Dissolved Gas Monitoring in Transformer Oil
Online monitoring and fault diagnosis technologies for transformers are crucial for enhancing the safety and stability of power systems. Online monitoring based on dissolved gas analysis (DGA) in oil is the most common and critical method for transformer monitoring. Analyzing the composition and concentration of dissolved gases in oil is one of the most effective measures to monitor the safe operation of oil-filled electrical equipment. Photoacoustic spectroscopy (PAS) for dissolved gas analysis in oil features maintenance-free operation, high real-time performance, and high precision.
GIS Gas Tightness Monitoring
With the rapid development of the power and power transmission/distribution industries, an increasing number of high-voltage (HV) and extra-high-voltage (EHV) switchgear have been put into use, simultaneously driving a sharp rise in demand for gas-insulated switchgear (GIS). Sulfur hexafluoride (SF6), an excellent insulating and arc-extinguishing gas, is widely used in GIS. The compartment airtightness of GIS is critical to its service life and maintenance costs. SF6 gas leakage not only endangers the safety and health of personnel but also impacts global climate.

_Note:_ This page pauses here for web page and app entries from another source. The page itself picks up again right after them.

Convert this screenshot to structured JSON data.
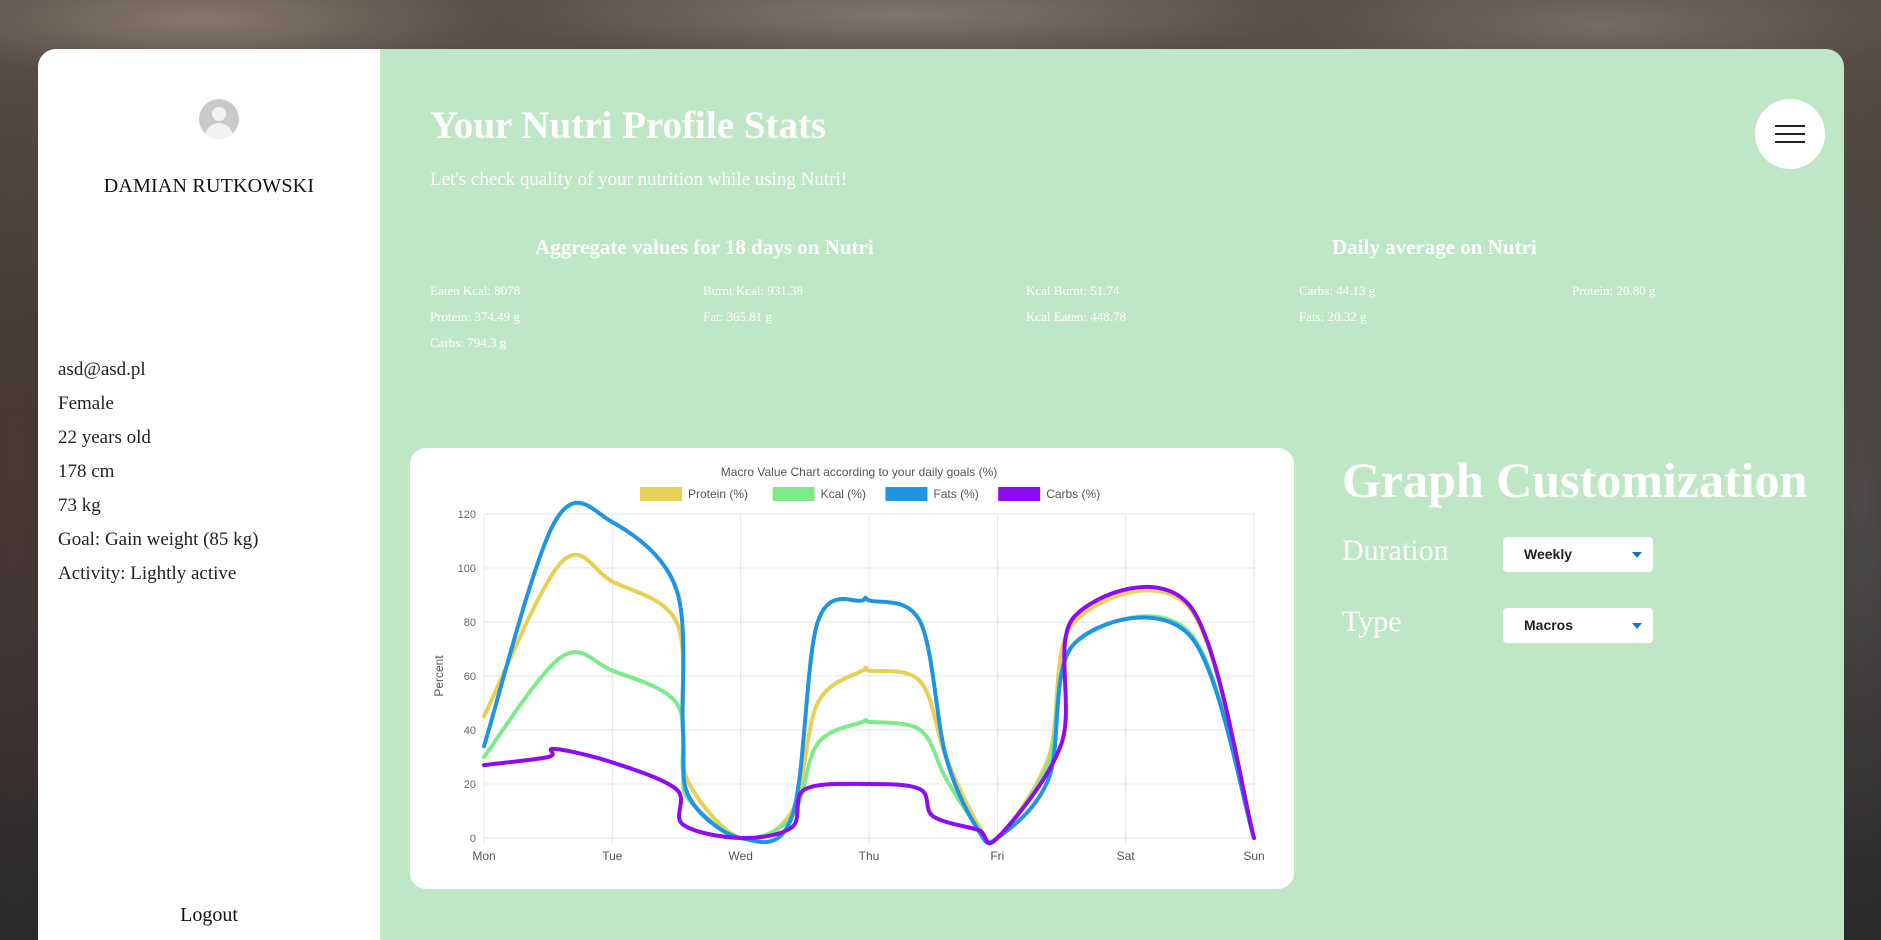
{
  "profile": {
    "name": "DAMIAN RUTKOWSKI",
    "email": "asd@asd.pl",
    "gender": "Female",
    "age": "22 years old",
    "height": "178 cm",
    "weight": "73 kg",
    "goal": "Goal: Gain weight (85 kg)",
    "activity": "Activity: Lightly active",
    "logout_label": "Logout"
  },
  "header": {
    "title": "Your Nutri Profile Stats",
    "subtitle": "Let's check quality of your nutrition while using Nutri!"
  },
  "aggregate": {
    "heading": "Aggregate values for 18 days on Nutri",
    "eaten_kcal": "Eaten Kcal: 8078",
    "burnt_kcal": "Burnt Kcal: 931.38",
    "protein": "Protein: 374.49 g",
    "fat": "Fat: 365.81 g",
    "carbs": "Carbs: 794.3 g"
  },
  "daily": {
    "heading": "Daily average on Nutri",
    "kcal_burnt": "Kcal Burnt: 51.74",
    "kcal_eaten": "Kcal Eaten: 448.78",
    "carbs": "Carbs: 44.13 g",
    "fats": "Fats: 20.32 g",
    "protein": "Protein: 20.80 g"
  },
  "customization": {
    "title": "Graph Customization",
    "duration_label": "Duration",
    "duration_value": "Weekly",
    "type_label": "Type",
    "type_value": "Macros"
  },
  "colors": {
    "main_bg": "#bfe7c5",
    "protein": "#e8cf55",
    "kcal": "#7eea8a",
    "fats": "#1e94e3",
    "carbs": "#8f0cf0"
  },
  "chart_data": {
    "type": "line",
    "title": "Macro Value Chart according to your daily goals (%)",
    "ylabel": "Percent",
    "xlabel": "",
    "categories": [
      "Mon",
      "Tue",
      "Wed",
      "Thu",
      "Fri",
      "Sat",
      "Sun"
    ],
    "ylim": [
      0,
      120
    ],
    "yticks": [
      0,
      20,
      40,
      60,
      80,
      100,
      120
    ],
    "legend_position": "top",
    "grid": true,
    "series": [
      {
        "name": "Protein (%)",
        "color": "#e8cf55",
        "x": [
          0,
          0.6,
          1,
          1.5,
          1.55,
          1.6,
          2,
          2.4,
          2.6,
          2.95,
          3,
          3.4,
          3.6,
          3.85,
          4,
          4.4,
          4.6,
          5.5,
          6
        ],
        "y": [
          45,
          102,
          95,
          80,
          40,
          20,
          0,
          10,
          50,
          62,
          62,
          58,
          30,
          5,
          0,
          30,
          80,
          85,
          0
        ]
      },
      {
        "name": "Kcal (%)",
        "color": "#7eea8a",
        "x": [
          0,
          0.6,
          1,
          1.5,
          1.55,
          1.6,
          2,
          2.4,
          2.6,
          2.95,
          3,
          3.4,
          3.6,
          3.85,
          4,
          4.4,
          4.6,
          5.5,
          6
        ],
        "y": [
          30,
          67,
          62,
          50,
          25,
          14,
          0,
          8,
          35,
          43,
          43,
          40,
          22,
          4,
          0,
          28,
          72,
          76,
          0
        ]
      },
      {
        "name": "Fats (%)",
        "color": "#1e94e3",
        "x": [
          0,
          0.55,
          1,
          1.5,
          1.55,
          1.6,
          2,
          2.4,
          2.6,
          2.95,
          3,
          3.4,
          3.6,
          3.85,
          4,
          4.4,
          4.6,
          5.5,
          6
        ],
        "y": [
          34,
          117,
          117,
          92,
          40,
          15,
          0,
          8,
          80,
          88,
          88,
          80,
          30,
          3,
          0,
          22,
          72,
          75,
          0
        ]
      },
      {
        "name": "Carbs (%)",
        "color": "#8f0cf0",
        "x": [
          0,
          0.5,
          0.55,
          1,
          1.5,
          1.55,
          2,
          2.4,
          2.5,
          3,
          3.4,
          3.5,
          3.85,
          4,
          4.5,
          4.6,
          5.5,
          6
        ],
        "y": [
          27,
          30,
          33,
          28,
          18,
          5,
          0,
          4,
          18,
          20,
          18,
          8,
          3,
          0,
          35,
          82,
          86,
          0
        ]
      }
    ]
  }
}
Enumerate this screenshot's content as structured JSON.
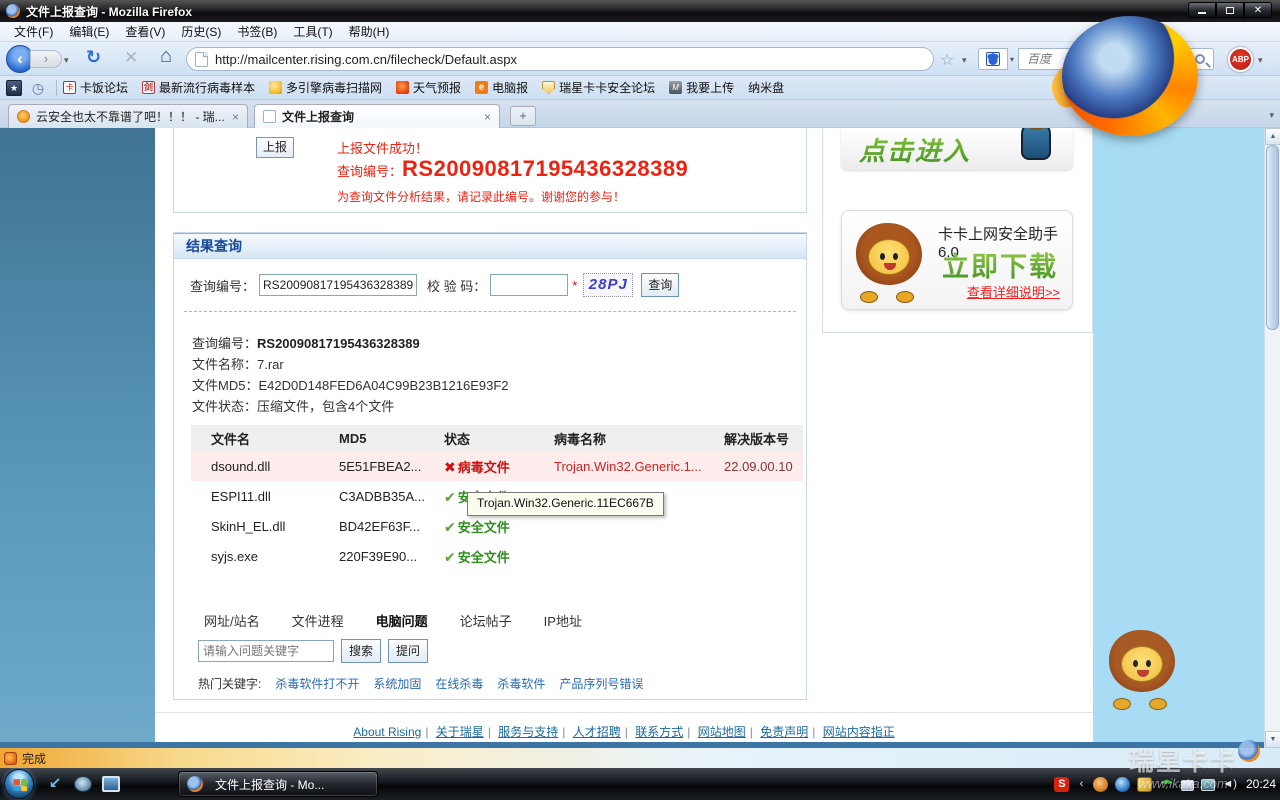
{
  "window": {
    "title": "文件上报查询 - Mozilla Firefox"
  },
  "menu": {
    "items": [
      "文件(F)",
      "编辑(E)",
      "查看(V)",
      "历史(S)",
      "书签(B)",
      "工具(T)",
      "帮助(H)"
    ]
  },
  "nav": {
    "url": "http://mailcenter.rising.com.cn/filecheck/Default.aspx",
    "search_placeholder": "百度",
    "adblock_label": "ABP"
  },
  "bookmarks": {
    "items": [
      "卡饭论坛",
      "最新流行病毒样本",
      "多引擎病毒扫描网",
      "天气预报",
      "电脑报",
      "瑞星卡卡安全论坛",
      "我要上传",
      "纳米盘"
    ]
  },
  "tabs": [
    {
      "label": "云安全也太不靠谱了吧！！！ - 瑞..."
    },
    {
      "label": "文件上报查询"
    }
  ],
  "report": {
    "button": "上报",
    "success": "上报文件成功！",
    "query_label": "查询编号：",
    "query_number": "RS20090817195436328389",
    "note": "为查询文件分析结果，请记录此编号。谢谢您的参与！"
  },
  "result": {
    "section_title": "结果查询",
    "query_label": "查询编号：",
    "query_value": "RS20090817195436328389",
    "captcha_label": "校 验 码：",
    "captcha_required": "*",
    "captcha_code": "28PJ",
    "query_button": "查询",
    "file_info": [
      {
        "label": "查询编号：",
        "value": "RS20090817195436328389"
      },
      {
        "label": "文件名称：",
        "value": "7.rar"
      },
      {
        "label": "文件MD5：",
        "value": "E42D0D148FED6A04C99B23B1216E93F2"
      },
      {
        "label": "文件状态：",
        "value": "压缩文件，包含4个文件"
      }
    ],
    "table": {
      "headers": [
        "文件名",
        "MD5",
        "状态",
        "病毒名称",
        "解决版本号"
      ],
      "rows": [
        {
          "file": "dsound.dll",
          "md5": "5E51FBEA2...",
          "status": "病毒文件",
          "virus": "Trojan.Win32.Generic.1...",
          "version": "22.09.00.10"
        },
        {
          "file": "ESPI11.dll",
          "md5": "C3ADBB35A...",
          "status": "安全文件",
          "virus": "",
          "version": ""
        },
        {
          "file": "SkinH_EL.dll",
          "md5": "BD42EF63F...",
          "status": "安全文件",
          "virus": "",
          "version": ""
        },
        {
          "file": "syjs.exe",
          "md5": "220F39E90...",
          "status": "安全文件",
          "virus": "",
          "version": ""
        }
      ]
    },
    "tooltip": "Trojan.Win32.Generic.11EC667B"
  },
  "help": {
    "tabs": [
      "网址/站名",
      "文件进程",
      "电脑问题",
      "论坛帖子",
      "IP地址"
    ],
    "search_placeholder": "请输入问题关键字",
    "search_button": "搜索",
    "ask_button": "提问",
    "hot_label": "热门关键字:",
    "hot_keywords": [
      "杀毒软件打不开",
      "系统加固",
      "在线杀毒",
      "杀毒软件",
      "产品序列号错误"
    ]
  },
  "sidebar": {
    "banner1_text": "点击进入",
    "banner2_title": "卡卡上网安全助手6.0",
    "banner2_download": "立即下载",
    "banner2_detail": "查看详细说明>>"
  },
  "footer": {
    "links": [
      "About Rising",
      "关于瑞星",
      "服务与支持",
      "人才招聘",
      "联系方式",
      "网站地图",
      "免责声明",
      "网站内容指正"
    ]
  },
  "statusbar": {
    "text": "完成"
  },
  "taskbar": {
    "task": "文件上报查询 - Mo...",
    "clock": "20:24"
  },
  "watermark": {
    "line1": "瑞星卡卡",
    "line2": "www.ikaka.com"
  },
  "icons": {
    "back": "‹",
    "forward": "›",
    "refresh": "↻",
    "stop": "✕",
    "home": "⌂",
    "star": "☆",
    "caret": "▾",
    "new_tab": "+",
    "close_tab": "×",
    "all_tabs": "▾",
    "panel": "★",
    "clock": "◷",
    "virus_mark": "✖",
    "safe_mark": "✔",
    "scroll_up": "▲",
    "scroll_down": "▼",
    "tray_expand": "‹",
    "sogou": "S",
    "umbrella": "☂",
    "volume": "◀)",
    "minimize": "",
    "diannao": "e",
    "upload_m": "M",
    "kafan": "卡",
    "virus_sample": "剑"
  }
}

SF6 Decomposition Products Detection
SF6 gas-insulated switchgear (GIS) was once regarded as a product with superior insulation performance and maintenance-free characteristics. However, insulation failures still occur during operation. When partial discharges such as corona, sparks, and arcs occur, SF6 gas in electrical equipment reacts with moisture, oxygen, and solid insulation materials to generate various decomposition products. These products are correlated with the types of partial discharges, enabling fault diagnosis and equipment defect detection based on gas composition analysis.
Battery Thermal Runaway Monitoring
Currently, due to the complex electrochemical reactions inside lithium batteries, thermal runaway of single cells cannot be completely avoided, leading to frequent spontaneous combustion incidents. Therefore, early safety detection of lithium battery thermal runaway is of vital importance. Thermal runaway generates substantial heat and releases high-temperature flammable gases. In battery modules, once thermal runaway occurs, heat spreads to adjacent cells, triggering runaway propagation. In the initial stage, the solid electrolyte interface (SEI) film reacts and decomposes, exposing the negative electrode to the electrolyte and generating gases such as ethane, ethylene, and acetylene. The spontaneous combustion monitoring system tracks the content of various gases, temperature, and pressure emitted by different lithium batteries, providing technical and theoretical support for early identification of thermal runaway risks and a scientific basis for preventing battery fires.